Lithuanians in the News
20th October 2013
A Marvellous Result for Lithuania in the 2013 Nobel Prize Announcements
Robert Shiller, Nobel Prize winner in Economics.
Photo courtesy lrytas.lt
Michael Levitt, Nobel prize winner in Chemistry.
Photo courtesy nobelprize.org
Among the 2013 Nobel prizes that were awarded recently were two to persons of Lithuanian heritage. One of the winners, who shared the 2013 Nobel Prize in Economics, was Robert.Shiller (Šileris), who was born in America, but all of whose grandparents were Lithuanians. Robert Shiller’s grandparents on his father’s side came from the Tauragė region in Lithuania and his grandfather on his mother’s side hailed from the Joniškis region in Lithuania. They came to America at the turn of the last century. Robert Shiller has visited Lithuania a number of times.
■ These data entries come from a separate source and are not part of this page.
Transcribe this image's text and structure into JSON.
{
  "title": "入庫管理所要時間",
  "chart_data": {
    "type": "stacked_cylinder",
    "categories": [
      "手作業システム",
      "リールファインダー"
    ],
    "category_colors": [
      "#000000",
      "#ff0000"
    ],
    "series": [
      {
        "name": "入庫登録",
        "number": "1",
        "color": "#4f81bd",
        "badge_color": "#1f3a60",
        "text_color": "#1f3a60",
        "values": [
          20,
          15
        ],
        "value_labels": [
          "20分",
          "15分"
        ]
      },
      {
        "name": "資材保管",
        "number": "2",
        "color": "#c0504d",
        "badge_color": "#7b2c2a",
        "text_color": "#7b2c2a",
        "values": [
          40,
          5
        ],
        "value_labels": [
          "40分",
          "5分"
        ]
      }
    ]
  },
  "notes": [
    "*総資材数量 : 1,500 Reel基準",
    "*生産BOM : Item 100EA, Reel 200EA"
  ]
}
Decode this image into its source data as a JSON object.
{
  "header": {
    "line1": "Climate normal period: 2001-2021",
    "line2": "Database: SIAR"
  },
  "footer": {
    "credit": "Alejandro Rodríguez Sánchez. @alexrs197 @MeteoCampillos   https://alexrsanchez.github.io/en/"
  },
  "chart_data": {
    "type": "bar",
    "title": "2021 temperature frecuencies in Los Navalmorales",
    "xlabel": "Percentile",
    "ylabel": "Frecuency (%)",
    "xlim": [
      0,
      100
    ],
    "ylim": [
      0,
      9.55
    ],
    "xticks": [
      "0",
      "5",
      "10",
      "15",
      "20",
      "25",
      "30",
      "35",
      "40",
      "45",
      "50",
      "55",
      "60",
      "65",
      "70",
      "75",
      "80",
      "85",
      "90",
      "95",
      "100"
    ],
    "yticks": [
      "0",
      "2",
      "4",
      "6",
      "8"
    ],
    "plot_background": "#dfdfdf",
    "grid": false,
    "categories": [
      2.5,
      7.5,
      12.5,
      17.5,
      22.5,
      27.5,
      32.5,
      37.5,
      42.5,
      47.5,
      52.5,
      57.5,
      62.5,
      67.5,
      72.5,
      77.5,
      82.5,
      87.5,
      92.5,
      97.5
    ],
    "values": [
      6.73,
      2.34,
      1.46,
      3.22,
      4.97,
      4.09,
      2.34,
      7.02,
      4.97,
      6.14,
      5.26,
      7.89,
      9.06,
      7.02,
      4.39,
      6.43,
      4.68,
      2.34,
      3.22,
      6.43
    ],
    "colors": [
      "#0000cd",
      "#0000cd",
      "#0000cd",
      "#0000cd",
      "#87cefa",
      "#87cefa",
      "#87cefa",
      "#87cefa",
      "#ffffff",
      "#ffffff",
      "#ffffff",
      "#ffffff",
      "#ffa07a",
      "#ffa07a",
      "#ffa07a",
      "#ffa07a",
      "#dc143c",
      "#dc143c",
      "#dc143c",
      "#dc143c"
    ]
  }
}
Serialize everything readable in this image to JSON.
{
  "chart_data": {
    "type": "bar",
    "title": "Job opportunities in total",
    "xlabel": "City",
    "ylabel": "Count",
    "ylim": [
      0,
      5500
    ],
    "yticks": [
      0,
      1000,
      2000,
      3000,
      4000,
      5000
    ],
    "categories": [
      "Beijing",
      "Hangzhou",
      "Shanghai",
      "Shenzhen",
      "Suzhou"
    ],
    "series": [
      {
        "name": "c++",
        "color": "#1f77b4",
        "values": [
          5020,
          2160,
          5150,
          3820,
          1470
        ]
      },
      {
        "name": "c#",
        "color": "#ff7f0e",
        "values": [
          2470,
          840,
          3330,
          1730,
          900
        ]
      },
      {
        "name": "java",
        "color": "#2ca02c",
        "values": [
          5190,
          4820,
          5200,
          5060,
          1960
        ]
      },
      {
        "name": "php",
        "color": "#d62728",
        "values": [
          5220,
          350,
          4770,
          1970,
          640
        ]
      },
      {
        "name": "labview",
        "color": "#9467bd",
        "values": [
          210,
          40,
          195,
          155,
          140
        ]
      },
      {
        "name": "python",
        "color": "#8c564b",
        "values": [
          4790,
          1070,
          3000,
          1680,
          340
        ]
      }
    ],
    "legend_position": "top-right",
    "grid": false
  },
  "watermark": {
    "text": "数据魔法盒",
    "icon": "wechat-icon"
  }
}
The other Lithuanian heritage Nobel Prize winner was Michael Levitt, who shared the 2013 Nobel Prize in Chemistry. He was born in South Africa and his parents came from Plungė in Lithuania. Michael Levitt visited Lithuania in 2001. His cousin Abel Levitt, with wife Glenda, contributed a lot to the establishment of a “Tolerance Centre“ in Plungė‘s “Saulė“ high school, to commemorate the fate of the Jewish community of Plungė.
There has been a significant number of Nobel Prize winners who were born in Lithuania, so much so that the number of Lithuanian born Nobel Prize winners per million people is a very respectable figure compared to other countries. There are at least 4 Nobel Prize winners who were born in Lithuania:-

Andrew V. Schally, born in Vilnius in 1926 (Medicine 1977),
Czeslaw Milosz, born in Šeteiniai in 1911 ( Literature 1980),
Aaron Klug, born in Želva in 1926 (Chemistry 1982), and
Bernard Lown, born in Utena in 1921, who shared the Peace Prize awarded in 1985 to International Physicians for the Prevention of Nuclear War.

The list of Lithuanian born Nobel prize winners should also include those Lithuanian physicians who were members of Médecins Sans Frontières, when the Nobel Peace Prize for 1999 was awarded to that organisation.
There are also at least 7 Nobel Prize winners, who, while not born in Lithuania, are of Lithuanian heritage. They are - Henryk Sienkiewicz (Literature 1905), Melvin Calvin (Chemistry 1961), Gertrude Elion (Medicine 1988), Nadine Gordimer (Literature 1991), David Lee (Physics 1996), Robert Shiller (Economics 2013) and Michael Levitt (Chemistry 2013). Considering the total of 11 Lithuanian Nobel Prize winners together gives Lithuania the highest number of Nobel Prize winners per capita for any sizable country in the world.